Words by Isabella Rocha
Dark, Death, words of despair
Heaven,Light, words of repair
Gloomy, Dismal, words of sadness
Friends, Family, words of happiness
The Ballad of King William’s Skull by Erin Scanga
I shall tell ye of the wretched ship we sailed for fourteen years.
We laughed, we fought, we plundered, and we wept our bitter tears.
The world was so much younger back in 1702.
I lived a life of comfort, but there wasn’t much to do.
So I went down to the docks there and I played some merry tunes.
And then, one day, I saw James there, his eyes as wide as moons.
“Dear Samuel’s dead!” he cried out, spewing bitterness and scorn.
“I know not what to do now, nothing’s left to do but mourn.”
My brainpan started rattling, and I thought then of our state.
My life would change, right there and then, on that unimportant date.
“Let’s leave this place,” I told him, “Let’s live our lives in crime.”
(I was disgusted by my notions, but I’d thought it for some time.)
And so we boarded the ship of old, our dear King William’s Skull.
To our surprise there were no men, only women above the hull.
I almost turned back then and there, disgusted even more.

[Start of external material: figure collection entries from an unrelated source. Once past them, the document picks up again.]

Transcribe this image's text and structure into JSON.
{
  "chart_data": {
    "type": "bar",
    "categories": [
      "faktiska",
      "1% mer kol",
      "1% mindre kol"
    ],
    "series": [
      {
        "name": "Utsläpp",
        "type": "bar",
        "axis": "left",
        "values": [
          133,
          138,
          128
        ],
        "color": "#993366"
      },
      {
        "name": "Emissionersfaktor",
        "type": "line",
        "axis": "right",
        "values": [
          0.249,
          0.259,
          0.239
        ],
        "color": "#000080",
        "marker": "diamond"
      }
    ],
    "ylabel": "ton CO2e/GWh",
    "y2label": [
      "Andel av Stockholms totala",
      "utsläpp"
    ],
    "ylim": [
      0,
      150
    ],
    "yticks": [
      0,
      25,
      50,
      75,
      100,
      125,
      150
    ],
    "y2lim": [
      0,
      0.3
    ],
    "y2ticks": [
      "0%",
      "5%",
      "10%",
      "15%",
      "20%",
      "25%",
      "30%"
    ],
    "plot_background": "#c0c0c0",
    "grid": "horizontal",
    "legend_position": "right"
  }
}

And then the Captain found us, that blasted, bloody --------.
She wore men’s clothes, like everyone,
And a velvet bicorne hat.
Her hair was long and black as ink,
A little like a cat.
“What have we here?” she said with a grin that made my blood start to boil.
I explained our situation, and her spitefulness recoiled.
“I am a great lover of music,” she said, looking at the sky.
“If you could be our bards, then I don’t have to let you die.”
Lucky for us, we both played cittern, and we loved music as well.
And that, my friend, is how we started those long years of pirate hell.
We soon arrived in the New World under a beautiful blue sky.
The market had all kinds of strange foods for sale, but none so caught my eye
As the two fish-men who laid there, trapped inside a net,
Looking at us with fear as if we’d made some kind of threat.
We couldn’t leave them there to rot,
So we came up with a ruse.
James told their seller a tale dark and hot,
And I cut the mermaids loose.
One was a sharp-clawed siren who could’ve eaten us alive.
His voice rang out from the deep dark blue, and he helped us to survive.
The other had a man’s upper body, and the tentacles of a squid.
He was a curious man, a musician, and a farmer, so he’s said.
They thanked us and had to repay us,
So on the King William they stayed,
And that, my friend, is the story of how our great friendship was made.
The years passed by, through the winters and springs,
We’d seen the world and all manners of things.
Though times were unsettled; a riot was nigh.
A storm slowly brewed under King William’s sky.
James had married our captain,
Though he had a wife back at home.
(He had a son too, I remember,
and by now he should be grown.)
The squid climbed into the crow’s nest,
As he watched the rising moon.
I went and watched it with him,
Though it ended much too soon.
The Captain, my God, how she faltered!
How she endangered us all without thought!
And that, my friend, is the moment the mutineers began their plot.
I dueled our dreaded Captain, and we tied James to the mast.
Oh, how our spirits burned that day, the anger out at last!
She thrust her sword towards my chest; I dropped mine with a clang.
And there and then, the wretched wench sentenced us to hang.
That night we all were restless with the prospect of my death.
When sunrise came, I stood there with the rope tied ‘round my neck.
But the Captain’s heart had softened, and the death bells did not chime.
She said, “Ye blasted mutineers, I’ll let you off this time.”
I fell to the ground and thanked the Gods as the dreaded rope came loose,
But for every one of us that day, we’d tightened a different noose.
The ship was shaken violently by our act of jealous hate.
And that, my friend, is how the King William finally met her fate.
She went out not with a ‘bang’ nor ‘boom’ as she sailed her final trip
She died with the calm of the crashing waves on the rocky beach’s lip.
And here I stand now wondering what’s become of all my friends.
No one ever tells you when the glory days shall end.
Yet out of my memories she rises, she lives again once more!
And there I am in the crow’s nest, content to see the shore!
My friends are all there with me; we’ve no bitterness nor pain
And that, my friend, is how we’ll take our glory once again!